One binary classifier may be preferred to another based on the fact that it has better prediction accuracy than its competitor. Without additional information describing the cost of a misclassifi-cation, accuracy alone as a selection criterion may not be a sufficiently robust measure when the distribution of classes is greatly skewed or the costs of different types of errors may be significantly different.
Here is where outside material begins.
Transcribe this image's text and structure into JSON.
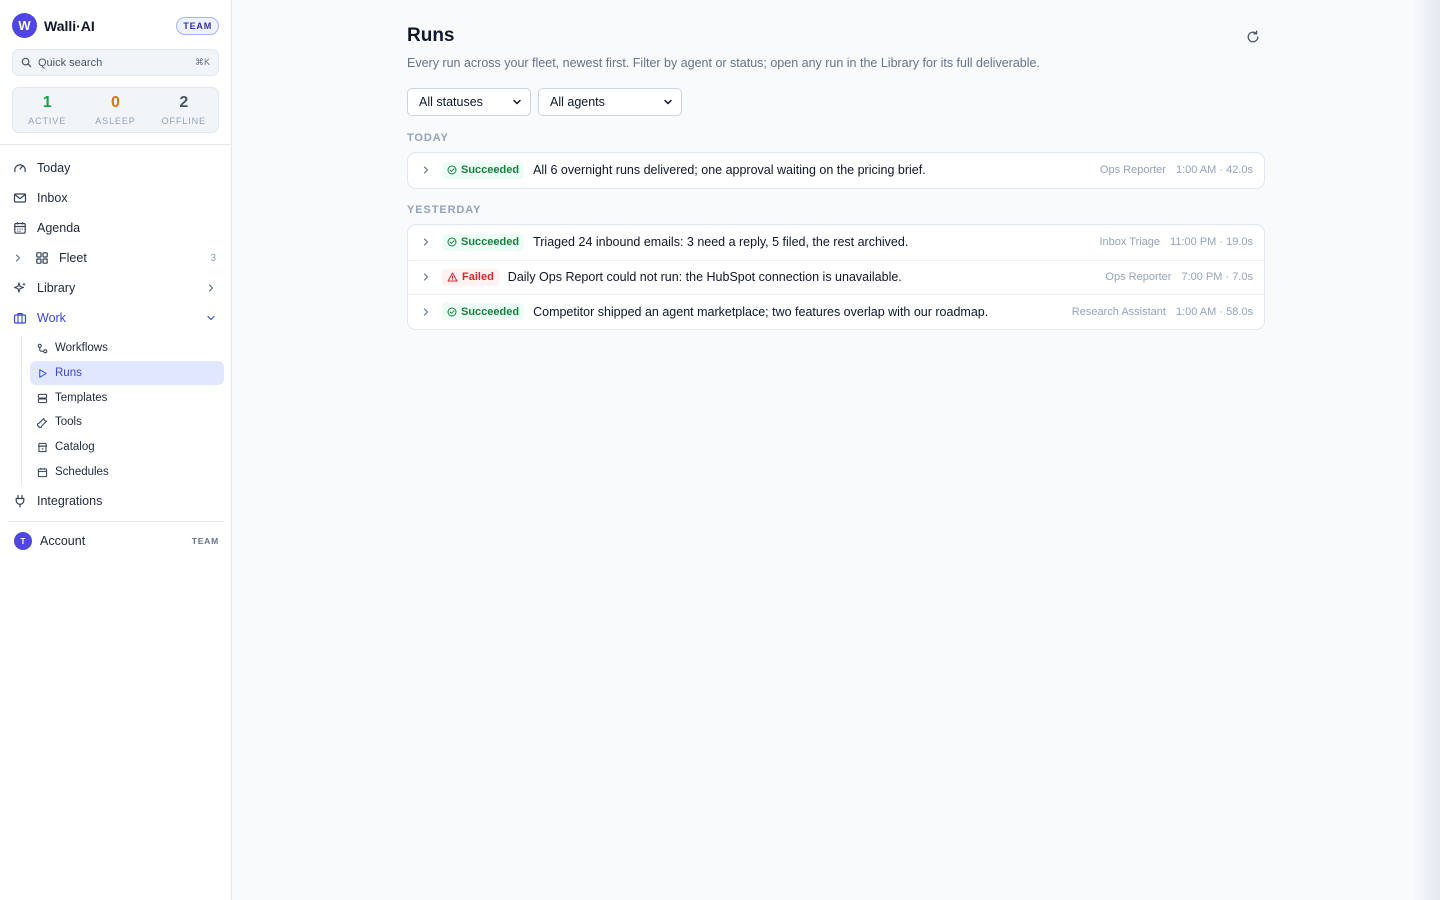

The receiver operating characteristic (ROC) curve is often used to summarize binary classifier performance due to its ease of interpretation, but does not include misclassification cost information in its formulation. Provost and Fawcett [5, 7] have developed the ROC Convex Hull (ROCCH) method that incorporates techniques from ROC curve analysis, decision analysis, and computational geometry in the search for the optimal classifier that is robust with respect to skewed or imprecise class distributions and disparate misclassification costs. We apply the ROCCH method to several datasets using a variety of modeling tools to build binary classifiers and compare their performances using misclassification costs. We support Pro-vost, Fawcett, and Kohavi's claim [6] that classifier accuracy, as represented by the area under the ROC curve, is not an optimal criterion in itself for choosing a classifier, and that by using the ROCCH method, a more appropriate classifier may be found that realistically reflects class distribution and misclassification costs.